Berselang setahun kemudian, I Wayan Beratha dan kawan-kawan menciptakan
tari pendet massal dengan jumlah penari tidak kurang dari 800 orang,
untuk ditampilkan dalam upacara pembukaan Asian Games di Jakarta.
Kasus
klaim Malaysia atas budaya Nusantara ini memang bukan yang pertama.
Dan, boleh jadi pula tidak akan menjadi yang terakhir.

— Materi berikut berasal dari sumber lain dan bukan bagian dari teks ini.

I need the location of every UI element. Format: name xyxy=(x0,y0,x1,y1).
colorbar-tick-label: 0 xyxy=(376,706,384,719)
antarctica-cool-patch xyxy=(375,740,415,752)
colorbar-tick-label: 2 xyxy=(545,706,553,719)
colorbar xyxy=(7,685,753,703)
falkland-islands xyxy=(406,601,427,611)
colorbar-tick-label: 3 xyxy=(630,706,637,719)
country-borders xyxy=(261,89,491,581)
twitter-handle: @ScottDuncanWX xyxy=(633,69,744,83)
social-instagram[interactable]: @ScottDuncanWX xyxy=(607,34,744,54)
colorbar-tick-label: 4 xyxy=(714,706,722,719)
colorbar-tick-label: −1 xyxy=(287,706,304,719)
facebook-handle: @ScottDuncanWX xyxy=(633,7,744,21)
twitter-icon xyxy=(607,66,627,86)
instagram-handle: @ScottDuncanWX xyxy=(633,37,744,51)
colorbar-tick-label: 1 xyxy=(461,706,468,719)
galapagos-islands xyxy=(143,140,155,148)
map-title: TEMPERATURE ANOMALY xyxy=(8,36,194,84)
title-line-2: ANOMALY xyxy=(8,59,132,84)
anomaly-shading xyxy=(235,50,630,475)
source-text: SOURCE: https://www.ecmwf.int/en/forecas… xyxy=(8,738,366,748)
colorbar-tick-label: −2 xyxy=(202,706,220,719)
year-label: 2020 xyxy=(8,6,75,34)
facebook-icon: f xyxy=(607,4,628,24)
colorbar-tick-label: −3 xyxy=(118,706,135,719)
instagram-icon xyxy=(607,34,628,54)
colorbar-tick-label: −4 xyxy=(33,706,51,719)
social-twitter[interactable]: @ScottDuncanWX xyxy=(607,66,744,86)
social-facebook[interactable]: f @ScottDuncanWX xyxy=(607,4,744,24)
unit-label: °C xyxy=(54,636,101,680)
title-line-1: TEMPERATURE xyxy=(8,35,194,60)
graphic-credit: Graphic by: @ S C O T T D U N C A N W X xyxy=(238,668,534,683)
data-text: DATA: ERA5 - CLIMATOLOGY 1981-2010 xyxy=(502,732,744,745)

Bagi budayawan,
Radhar Panca Dahana, klaim budaya Indonesia oleh Malaysia untuk kesekian
kalinya merupakan kesalahan Pemerintah Indonesia sendiri. ”Ya tidak
apa-apalah, kita juga suka mengambil budaya lain untuk promosi,” katanya
kepada Republika.
Bagi
Radhar, kecolongan budaya tersebut sebenarnya sebuah cermin bahwa kita
terluka dan malu karena sadar sebagai pemiliknya, tidak memerhatikan.
”Selama ini kebudayaan dipinggirkan, pemerintah dan masyarakat tak lagi
peduli,” ujarnya.
Agar kejadian serupa tak terulang lagi,
Radhar meminta pemerintah agar lebih memerhatikan kebudayaan. ”Kita
majukan budaya kita, supaya kita ada di depan. Munculkan budaya kita
dalam upacara-upacara, acara-acara. Jangan lagu-lagu masa kini yang
dinyanyikan oleh Presiden kita,” katanya menandaskan.